I was seventeen and a freshman at Drury College   Forrest was my boy friend of five months who later became my husband.

The war ended while Forrest was on a boat being deployed to England.  By then, I had left Drury and entered nursing school at St. John’s Hospital.  I turned down a plebe Christmas –a week at West Point– with someone I’d met at Drury, Jack Wagner, to be there when Forrest returned from the service.  My grandmother had paid for a mouton lamb coat for the occasion and I was set to leave when I learned Forrest would be home.

After three years, we married and had four sons.

Forrest and three of our sons, Scott, John and Ken have died–Scott and Ken of suicide and John of colon cancer.  Forrest died of kidney failure.

Chris and I remain.


A Crack in the Heart

For some time now, Jenny has been on the decline.  She refuses her food more often and sometimes throws up.  She sleeps longer and deeper.  She is losing her sight and her hearing.  She gets diarrhea and has nocturnal accidents.  When she’s awake, she barks at everyone and everything invading her space.  Lately, she’s been limping.

Worried that her pancreatitis and kidney failure are worsening, I called Dr. Black who made a house call. She found that Jenny now weighs only 8.9 lbs (a loss of over a pound since her last visit}.  And her kidney blood levels are rising.

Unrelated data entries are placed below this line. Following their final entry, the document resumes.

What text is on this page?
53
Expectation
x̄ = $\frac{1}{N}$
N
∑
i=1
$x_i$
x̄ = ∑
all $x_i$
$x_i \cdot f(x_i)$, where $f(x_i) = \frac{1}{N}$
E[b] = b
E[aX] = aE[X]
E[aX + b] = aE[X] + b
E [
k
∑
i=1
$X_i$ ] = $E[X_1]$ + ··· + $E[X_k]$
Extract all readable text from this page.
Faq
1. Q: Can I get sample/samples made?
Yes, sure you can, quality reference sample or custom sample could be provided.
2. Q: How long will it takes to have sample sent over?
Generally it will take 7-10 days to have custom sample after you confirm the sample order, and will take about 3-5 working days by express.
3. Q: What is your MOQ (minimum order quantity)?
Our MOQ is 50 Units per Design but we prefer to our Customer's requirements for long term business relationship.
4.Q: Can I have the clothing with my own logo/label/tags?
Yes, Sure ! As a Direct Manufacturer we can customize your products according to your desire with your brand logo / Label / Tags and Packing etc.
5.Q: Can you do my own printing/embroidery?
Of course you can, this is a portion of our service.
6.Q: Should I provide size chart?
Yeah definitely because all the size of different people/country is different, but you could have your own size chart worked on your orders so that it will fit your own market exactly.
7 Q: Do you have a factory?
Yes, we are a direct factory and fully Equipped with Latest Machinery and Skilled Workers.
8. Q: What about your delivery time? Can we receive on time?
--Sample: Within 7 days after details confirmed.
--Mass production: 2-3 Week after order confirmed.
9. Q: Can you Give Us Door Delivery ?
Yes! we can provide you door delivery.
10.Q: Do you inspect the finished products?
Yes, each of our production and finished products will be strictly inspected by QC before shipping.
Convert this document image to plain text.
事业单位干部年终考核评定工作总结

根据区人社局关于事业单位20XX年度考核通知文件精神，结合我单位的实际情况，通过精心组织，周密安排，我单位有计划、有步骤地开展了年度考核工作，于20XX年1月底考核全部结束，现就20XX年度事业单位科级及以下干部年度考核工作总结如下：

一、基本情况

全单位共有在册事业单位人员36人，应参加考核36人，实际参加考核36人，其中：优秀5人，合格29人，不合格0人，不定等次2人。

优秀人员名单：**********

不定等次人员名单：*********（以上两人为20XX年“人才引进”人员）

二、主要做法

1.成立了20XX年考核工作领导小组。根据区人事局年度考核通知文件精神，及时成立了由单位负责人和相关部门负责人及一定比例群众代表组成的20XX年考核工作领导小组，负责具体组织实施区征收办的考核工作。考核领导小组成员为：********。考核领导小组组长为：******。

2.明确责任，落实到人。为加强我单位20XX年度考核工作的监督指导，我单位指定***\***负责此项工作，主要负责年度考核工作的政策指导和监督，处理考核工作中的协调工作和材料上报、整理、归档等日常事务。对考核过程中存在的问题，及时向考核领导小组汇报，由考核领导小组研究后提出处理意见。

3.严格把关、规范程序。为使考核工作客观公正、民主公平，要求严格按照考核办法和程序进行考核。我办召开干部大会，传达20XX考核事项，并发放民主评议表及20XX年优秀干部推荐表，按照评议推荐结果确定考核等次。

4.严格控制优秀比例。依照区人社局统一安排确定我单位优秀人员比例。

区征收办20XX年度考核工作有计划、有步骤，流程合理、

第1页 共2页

Remembering losses of other furry companions, and wanting time to prepare myself, I asked Dr. Black if Jenny was nearing the end of her illnesses.  I was stunned to learn that I probably have only about six more months to enjoy her company.

Funny, how the revelation I will soon lose my best friend changes my experience of her.  Now I live in the moment, holding her, stroking her, enjoying our closeness

Tonight, as the long day fades into night, I watch TV from my bed as Jenny lays her head on my lap and sleeps.  I gently stroke her back, letting her warmth soak into the mattress and my heart..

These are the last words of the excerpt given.